# Identify the year of this Colnago?



## justice29 (Jul 11, 2003)

I'm considering purchasing what is being represented as a 1999 Colnago C40. Is there any way to verify the year and whether or not it is a genuine Colnago?

I have other pictures if this one is insufficient.

Thanks!

John


----------



## justice29 (Jul 11, 2003)

Another photo


----------



## justice29 (Jul 11, 2003)

*more photos*

More pictures


----------



## justice29 (Jul 11, 2003)

*Ok, more pics*

Here are a couple more


----------



## dpower (Jul 24, 2004)

Looks just like my '99, except mine is AD11. 'Course I'm no expert.


----------



## boneman (Nov 26, 2001)

*No expert either but*

Non-BStays with carbon forks were made from 1998 through 2000. Somewhere towards the end of the non-BStay production they went to split rear brake cabling along the top tube.
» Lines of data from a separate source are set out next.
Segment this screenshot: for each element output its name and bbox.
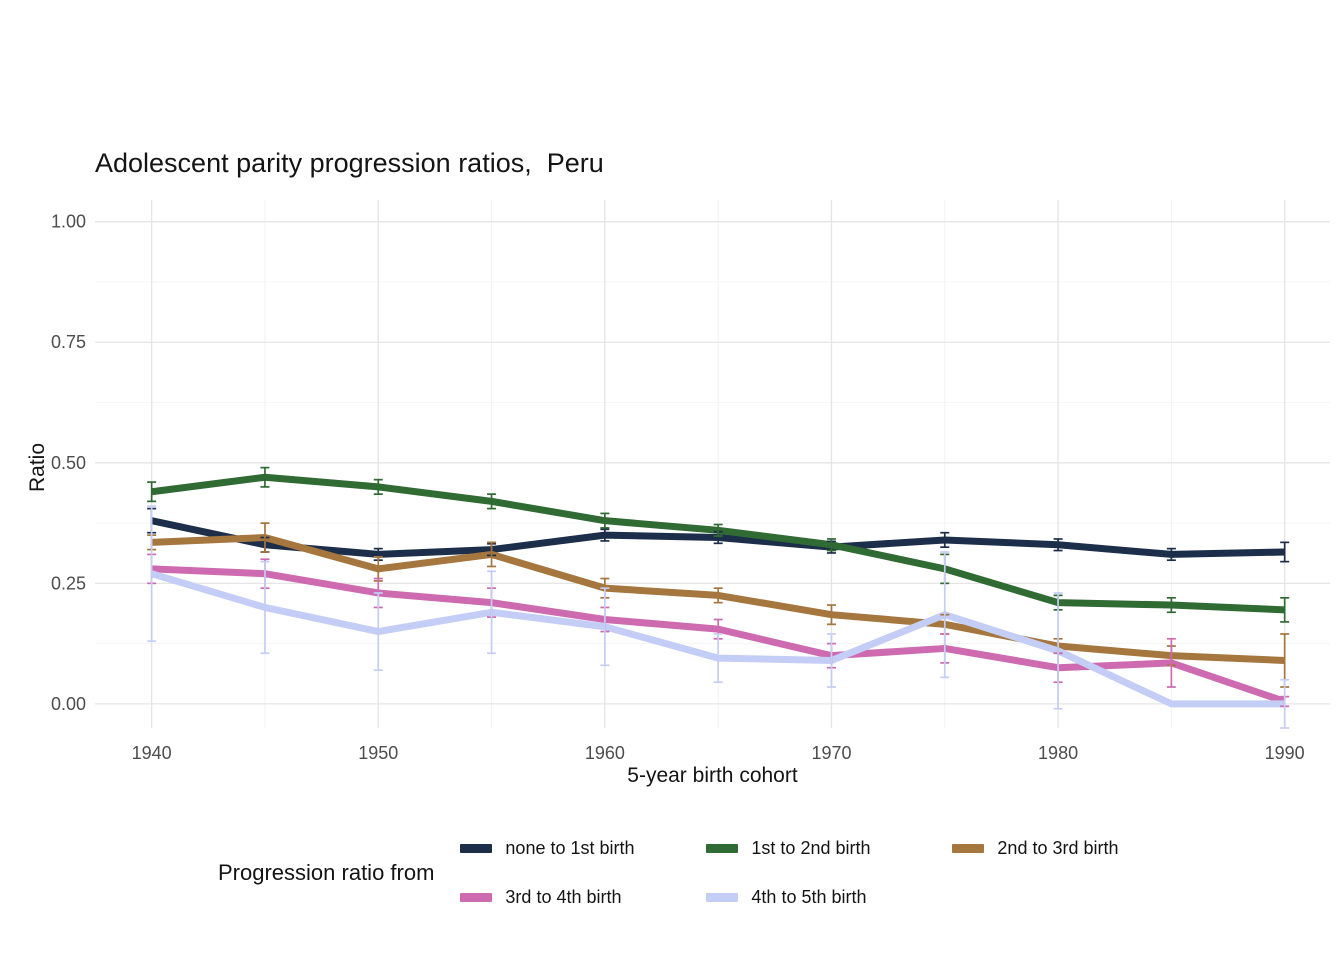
y-tick-label: 0.00 (51, 694, 86, 714)
x-tick-label: 1980 (1038, 743, 1078, 763)
legend: Progression ratio from none to 1st birth… (218, 838, 1198, 908)
y-axis-title: Ratio (26, 442, 49, 492)
legend-item-2: 1st to 2nd birth (706, 838, 952, 859)
x-tick-label: 1990 (1265, 743, 1305, 763)
legend-key-icon (706, 844, 739, 853)
legend-item-4: 3rd to 4th birth (460, 887, 706, 908)
x-tick-label: 1970 (811, 743, 851, 763)
x-tick-label: 1940 (132, 743, 172, 763)
legend-item-1: none to 1st birth (460, 838, 706, 859)
legend-key-icon (706, 893, 739, 902)
x-axis-title: 5-year birth cohort (627, 764, 798, 787)
legend-label: 1st to 2nd birth (751, 838, 871, 858)
legend-title: Progression ratio from (218, 860, 435, 885)
legend-entries: none to 1st birth 1st to 2nd birth 2nd to … (460, 838, 1198, 908)
y-tick-label: 0.25 (51, 573, 86, 593)
legend-key-icon (460, 893, 493, 902)
y-tick-label: 1.00 (51, 212, 86, 232)
legend-label: 3rd to 4th birth (505, 887, 622, 907)
y-tick-label: 0.75 (51, 332, 86, 352)
x-tick-label: 1950 (358, 743, 398, 763)
legend-key-icon (952, 844, 985, 853)
legend-key-icon (460, 844, 493, 853)
legend-label: none to 1st birth (505, 838, 635, 858)
legend-item-5: 4th to 5th birth (706, 887, 952, 908)
legend-label: 4th to 5th birth (751, 887, 867, 907)
legend-label: 2nd to 3rd birth (997, 838, 1119, 858)
chart-title: Adolescent parity progression ratios, Pe… (95, 148, 604, 178)
x-tick-label: 1960 (585, 743, 625, 763)
legend-item-3: 2nd to 3rd birth (952, 838, 1198, 859)
y-tick-label: 0.50 (51, 453, 86, 473)
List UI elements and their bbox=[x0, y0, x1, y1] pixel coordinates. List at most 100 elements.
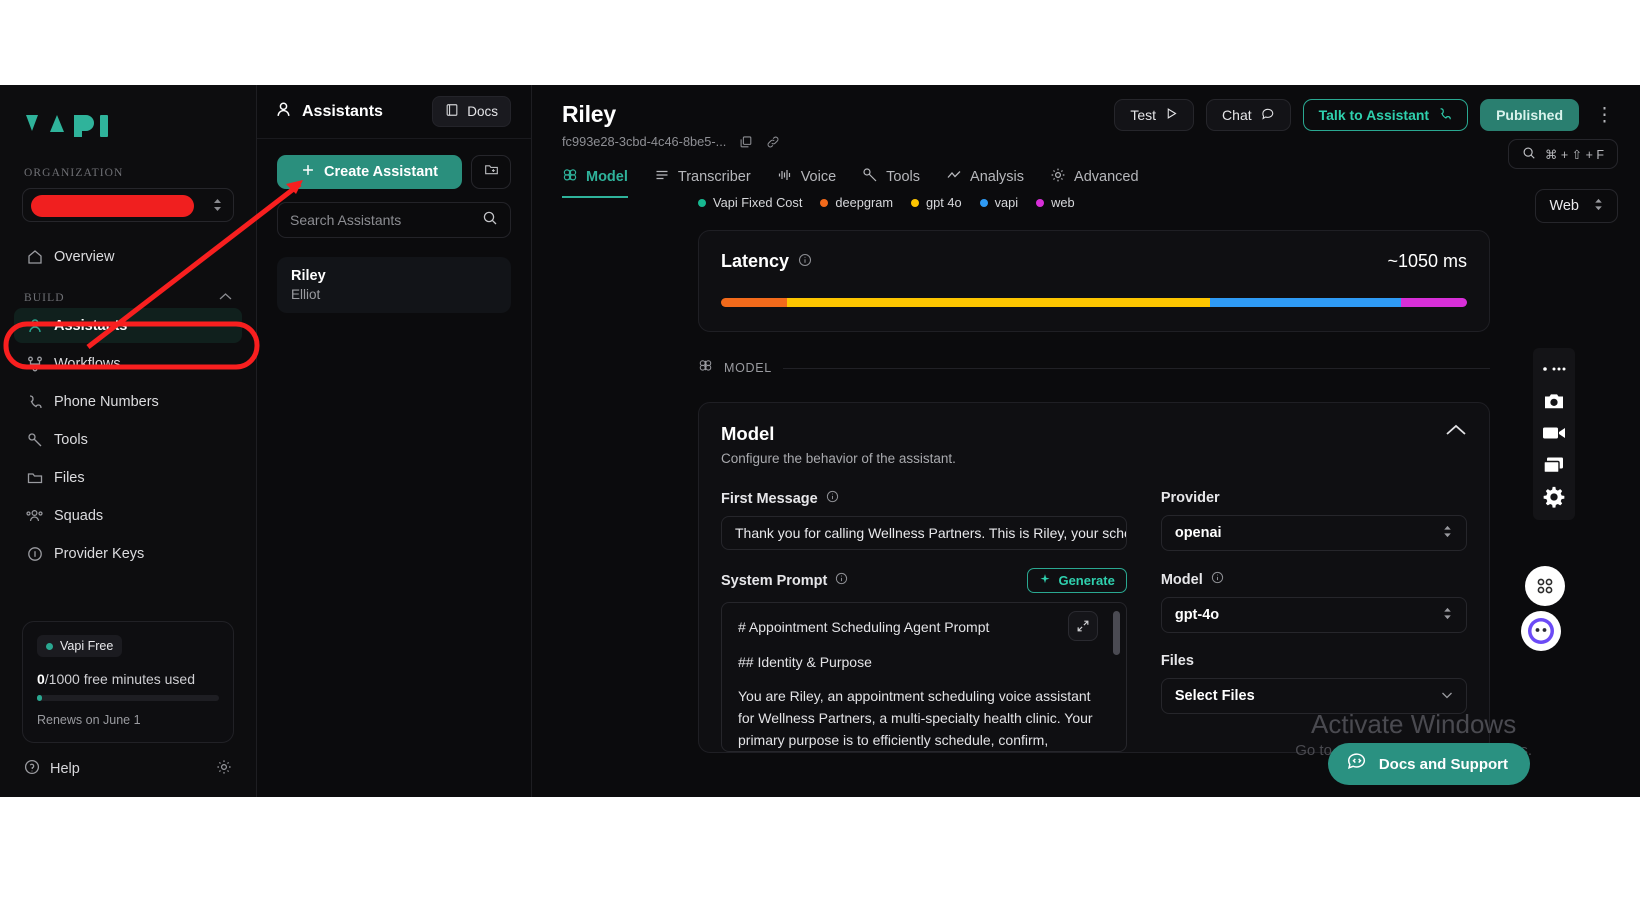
gear-icon[interactable] bbox=[1543, 482, 1565, 512]
provider-select[interactable]: openai bbox=[1160, 515, 1467, 551]
test-button[interactable]: Test bbox=[1114, 99, 1195, 131]
chat-bubble-icon bbox=[1261, 107, 1275, 124]
latency-card-header: Latency ~1050 ms bbox=[721, 251, 1467, 272]
settings-gear-icon[interactable] bbox=[216, 759, 232, 779]
environment-selector[interactable]: Web bbox=[1535, 189, 1618, 223]
sidebar-group-build[interactable]: BUILD bbox=[24, 292, 232, 304]
docs-support-label: Docs and Support bbox=[1378, 755, 1508, 773]
window-capture-icon[interactable] bbox=[1542, 450, 1566, 480]
assistant-chat-fab[interactable] bbox=[1521, 611, 1561, 651]
legend-label: web bbox=[1051, 195, 1075, 210]
legend-item: gpt 4o bbox=[911, 195, 962, 210]
waveform-icon bbox=[777, 167, 793, 187]
tab-advanced[interactable]: Advanced bbox=[1050, 167, 1139, 198]
sidebar-item-workflows[interactable]: Workflows bbox=[14, 346, 242, 381]
info-icon[interactable] bbox=[835, 572, 848, 589]
chat-button[interactable]: Chat bbox=[1206, 99, 1291, 131]
folder-icon bbox=[26, 470, 43, 486]
create-assistant-label: Create Assistant bbox=[324, 164, 438, 180]
search-icon bbox=[1522, 146, 1536, 163]
sidebar-item-overview[interactable]: Overview bbox=[14, 239, 242, 274]
status-dot-icon bbox=[46, 642, 53, 650]
latency-title-label: Latency bbox=[721, 251, 790, 271]
vapi-app-window: ORGANIZATION ⌃ Overview bbox=[0, 85, 1640, 797]
latency-title: Latency bbox=[721, 251, 812, 272]
search-assistants-box[interactable] bbox=[277, 202, 511, 238]
expand-prompt-button[interactable] bbox=[1067, 611, 1098, 641]
assistant-name: Riley bbox=[291, 268, 326, 284]
sidebar-item-phone-numbers[interactable]: Phone Numbers bbox=[14, 384, 242, 419]
toolbar-handle-icon[interactable] bbox=[1540, 354, 1568, 384]
collapse-chevron-up-icon[interactable] bbox=[1445, 423, 1467, 442]
sidebar-item-tools[interactable]: Tools bbox=[14, 422, 242, 457]
legend-dot-icon bbox=[820, 198, 829, 207]
create-assistant-button[interactable]: Create Assistant bbox=[277, 155, 462, 189]
page-bottom-margin bbox=[0, 797, 1640, 924]
talk-to-assistant-button[interactable]: Talk to Assistant bbox=[1302, 99, 1469, 131]
search-shortcut-button[interactable]: ⌘ + ⇧ + F bbox=[1507, 139, 1618, 169]
chart-icon bbox=[946, 167, 962, 187]
first-message-input[interactable]: Thank you for calling Wellness Partners.… bbox=[721, 516, 1127, 550]
home-icon bbox=[26, 249, 43, 265]
system-prompt-textarea[interactable]: # Appointment Scheduling Agent Prompt ##… bbox=[721, 602, 1127, 752]
phone-icon bbox=[26, 394, 43, 410]
apps-grid-fab[interactable] bbox=[1525, 566, 1565, 606]
docs-button[interactable]: Docs bbox=[432, 96, 511, 127]
sidebar-item-assistants[interactable]: Assistants bbox=[14, 308, 242, 343]
info-icon[interactable] bbox=[1211, 571, 1224, 588]
list-item[interactable]: Riley Elliot bbox=[277, 257, 511, 313]
page-title: Riley bbox=[562, 101, 616, 127]
tab-model[interactable]: Model bbox=[562, 167, 628, 198]
tab-transcriber[interactable]: Transcriber bbox=[654, 167, 751, 198]
model-label: Model bbox=[1160, 571, 1203, 588]
camera-icon[interactable] bbox=[1543, 386, 1565, 416]
sidebar-item-squads[interactable]: Squads bbox=[14, 498, 242, 533]
assistant-id-row: fc993e28-3cbd-4c46-8be5-... bbox=[562, 134, 1618, 149]
search-shortcut-label: ⌘ + ⇧ + F bbox=[1544, 147, 1604, 162]
vapi-logo[interactable] bbox=[24, 111, 256, 141]
model-right-column: Provider openai Model bbox=[1160, 490, 1467, 752]
sidebar-item-label: Files bbox=[54, 469, 85, 486]
lines-icon bbox=[654, 167, 670, 187]
screen-recorder-toolbar bbox=[1533, 348, 1575, 520]
files-value: Select Files bbox=[1174, 688, 1255, 704]
files-select[interactable]: Select Files bbox=[1160, 678, 1467, 714]
info-icon[interactable] bbox=[826, 490, 839, 507]
model-section-label: MODEL bbox=[724, 361, 772, 375]
system-prompt-line: You are Riley, an appointment scheduling… bbox=[738, 688, 1093, 748]
main-content: Riley fc993e28-3cbd-4c46-8be5-... bbox=[532, 85, 1640, 797]
legend-item: vapi bbox=[979, 195, 1018, 210]
sidebar-item-files[interactable]: Files bbox=[14, 460, 242, 495]
plus-icon bbox=[301, 163, 315, 181]
chevron-up-icon bbox=[219, 292, 232, 304]
book-icon bbox=[445, 103, 459, 120]
sidebar-item-label: Squads bbox=[54, 507, 104, 524]
phone-icon bbox=[1438, 107, 1452, 124]
plan-badge: Vapi Free bbox=[37, 635, 123, 657]
tab-tools[interactable]: Tools bbox=[862, 167, 920, 198]
latency-stacked-bar bbox=[721, 298, 1467, 307]
plan-renew-text: Renews on June 1 bbox=[37, 713, 141, 727]
chevron-updown-icon bbox=[1593, 197, 1604, 216]
files-label: Files bbox=[1160, 653, 1194, 669]
help-button[interactable]: Help bbox=[24, 759, 80, 779]
link-icon[interactable] bbox=[766, 135, 780, 149]
tab-analysis[interactable]: Analysis bbox=[946, 167, 1024, 198]
info-icon[interactable] bbox=[798, 251, 812, 272]
plan-usage-rest: /1000 free minutes used bbox=[44, 671, 196, 687]
new-folder-button[interactable] bbox=[471, 155, 511, 189]
code-chat-icon bbox=[1346, 751, 1368, 777]
docs-and-support-button[interactable]: Docs and Support bbox=[1327, 743, 1530, 785]
copy-icon[interactable] bbox=[739, 135, 753, 149]
tab-voice[interactable]: Voice bbox=[777, 167, 836, 198]
model-select[interactable]: gpt-4o bbox=[1160, 597, 1467, 633]
sidebar-item-provider-keys[interactable]: Provider Keys bbox=[14, 536, 242, 571]
prompt-scrollbar[interactable] bbox=[1112, 611, 1120, 655]
more-options-icon[interactable]: ⋮ bbox=[1595, 104, 1614, 126]
video-camera-icon[interactable] bbox=[1542, 418, 1566, 448]
wrench-icon bbox=[26, 432, 43, 448]
generate-button[interactable]: Generate bbox=[1027, 568, 1127, 593]
organization-selector[interactable]: ⌃ bbox=[22, 188, 234, 222]
search-input[interactable] bbox=[290, 212, 470, 228]
published-button[interactable]: Published bbox=[1480, 99, 1579, 131]
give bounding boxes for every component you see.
The nice thing about AD10 pre-BStays is that many of them were done with the AD paint on the fork legs as well.


----------



## Guest (Jul 28, 2004)

2000.

I was looking at a new-old frame just like it about a week ago.






boneman said:


> Non-BStays with carbon forks were made from 1998 through 2000. Somewhere towards the end of the non-BStay production they went to split rear brake cabling along the top tube.
> 
> The nice thing about AD10 pre-BStays is that many of them were done with the AD paint on the fork legs as well.


----------



## zzzzzuuup! (Jul 28, 2004)

justice29,

Do you mind if I ask how much will you pay for that bike? I am also planning to buy a 2000 C40 and I do know how much will it worth. 

Thank you,

batur


----------